The new alert system is voluntary, its definitions of what should be reported are vague, and China's concealment has meant the test has not been an entirely fair one. In particular, research work on the virus or group of viruses could have begun earlier had China been more honest, and diagnosis would have been more advanced. Instead, it was left to an Italian WHO doctor, working in a Hanoi hospital, to identify the new disease and issue the first serious warning. Carlo Urbani paid for his dedication with his life, and his work may be posthumously recognised, if public health researchers have their way, by having the Sars virus, once successfully isolated, named after him.

If the disease had been identified earlier, could it have been confined to China or to east Asia? Given its mutability, which may bring with it, apparently, greater degrees and types of contagiousness, and the huge volume of travel in and from the region in which it arose, this may be doubted. The isolation of the sick, barrier nursing and specialised medical care are difficult even in rich countries once numbers go beyond a certain point, even more so in poorer ones.

The question is one to which the answer may never be known, just as we do not know whether the precautions which health officials in all countries are now taking will be useful in preventing the further spread of Sars. They are dictated by the need to be seen to be doing something, and they represent best practice on the basis of previous experience. They also show officials faced with the familiar dilemma of weighing one kind of risk against another. Over- reacting to the physical risk of the disease carries the danger of inflicting economic damage for no necessary reason.

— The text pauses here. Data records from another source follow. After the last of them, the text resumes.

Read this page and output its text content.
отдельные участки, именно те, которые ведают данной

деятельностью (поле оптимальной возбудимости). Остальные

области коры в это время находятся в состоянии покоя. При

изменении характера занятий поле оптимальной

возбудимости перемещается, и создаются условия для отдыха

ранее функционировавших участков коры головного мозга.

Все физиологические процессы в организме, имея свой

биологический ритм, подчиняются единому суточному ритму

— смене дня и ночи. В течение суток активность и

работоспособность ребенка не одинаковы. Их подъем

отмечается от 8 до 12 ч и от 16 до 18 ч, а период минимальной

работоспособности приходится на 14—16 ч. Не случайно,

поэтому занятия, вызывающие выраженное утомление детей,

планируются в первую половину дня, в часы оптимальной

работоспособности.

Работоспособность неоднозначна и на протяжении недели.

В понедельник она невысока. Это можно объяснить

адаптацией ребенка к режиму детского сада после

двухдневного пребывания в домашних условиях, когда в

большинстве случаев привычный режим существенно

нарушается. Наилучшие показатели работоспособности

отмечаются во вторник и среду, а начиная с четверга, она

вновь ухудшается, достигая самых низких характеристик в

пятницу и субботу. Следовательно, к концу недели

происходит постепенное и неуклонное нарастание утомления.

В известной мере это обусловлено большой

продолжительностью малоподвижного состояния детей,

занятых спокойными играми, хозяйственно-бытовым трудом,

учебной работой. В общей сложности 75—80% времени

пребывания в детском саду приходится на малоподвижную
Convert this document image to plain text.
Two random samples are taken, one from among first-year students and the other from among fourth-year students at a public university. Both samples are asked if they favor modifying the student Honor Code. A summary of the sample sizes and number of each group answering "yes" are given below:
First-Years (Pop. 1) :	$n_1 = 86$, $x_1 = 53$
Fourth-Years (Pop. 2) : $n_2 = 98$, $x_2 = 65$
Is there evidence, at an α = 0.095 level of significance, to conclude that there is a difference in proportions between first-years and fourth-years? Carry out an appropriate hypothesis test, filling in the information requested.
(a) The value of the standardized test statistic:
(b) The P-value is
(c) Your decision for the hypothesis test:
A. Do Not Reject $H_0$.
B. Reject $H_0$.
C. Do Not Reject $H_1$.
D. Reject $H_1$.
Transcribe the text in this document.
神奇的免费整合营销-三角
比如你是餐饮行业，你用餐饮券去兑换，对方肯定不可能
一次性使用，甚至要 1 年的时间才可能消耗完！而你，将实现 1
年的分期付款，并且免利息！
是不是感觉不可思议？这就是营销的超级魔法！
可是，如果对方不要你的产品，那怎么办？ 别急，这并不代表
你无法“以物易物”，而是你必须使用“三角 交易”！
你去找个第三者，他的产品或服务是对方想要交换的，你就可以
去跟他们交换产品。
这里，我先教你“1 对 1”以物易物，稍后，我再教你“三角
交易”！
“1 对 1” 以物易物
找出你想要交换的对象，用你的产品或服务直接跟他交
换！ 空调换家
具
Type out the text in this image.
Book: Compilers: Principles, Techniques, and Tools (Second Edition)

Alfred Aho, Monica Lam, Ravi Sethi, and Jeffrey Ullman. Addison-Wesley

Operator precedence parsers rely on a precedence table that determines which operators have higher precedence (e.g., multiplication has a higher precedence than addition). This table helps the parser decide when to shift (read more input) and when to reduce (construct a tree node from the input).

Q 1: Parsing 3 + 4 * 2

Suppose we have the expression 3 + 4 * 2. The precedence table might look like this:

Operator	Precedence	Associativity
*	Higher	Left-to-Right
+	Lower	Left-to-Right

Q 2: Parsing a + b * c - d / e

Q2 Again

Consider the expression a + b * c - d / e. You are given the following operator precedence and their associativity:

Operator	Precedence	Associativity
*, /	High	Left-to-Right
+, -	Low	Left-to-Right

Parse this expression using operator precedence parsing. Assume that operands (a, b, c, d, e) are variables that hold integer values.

Sars, to date, is a bad but not a truly terrible disease. The mortality rate in Hong Kong, for instance, has been similar to that for pneumonia, which kills 2,000 to 3,000 a year there. Contagious although it is supposed to be, it has not so far infected huge numbers of people. Even if it were to become more of a killer than it is, there is some reassurance to be found in the fact that diseases which kill many of their victims quickly are by definition not efficient diseases, and therefore have a tendency to evolve ultimately into less malign versions. We are not, or not yet, in another year of the plague.

But what Sars has done is to further shred the belief in better-off parts of the world that protection from serious infectious diseases is a sort of human right. That belief, although battered, has survived ebola, because it did stay confined, and even Aids, because relatively long-term survival was often possible with the right drugs.

But a reluctant consciousness may be dawning that, as the historian William McNeil wrote in his book Plagues and Peoples many years ago, there can be no guarantee against the possibility that "some hitherto obscure organism may escape its accustomed and original niche and expose the dense human populations that have become so conspicuous a feature of the earth to some fresh and perchance devastating mortality."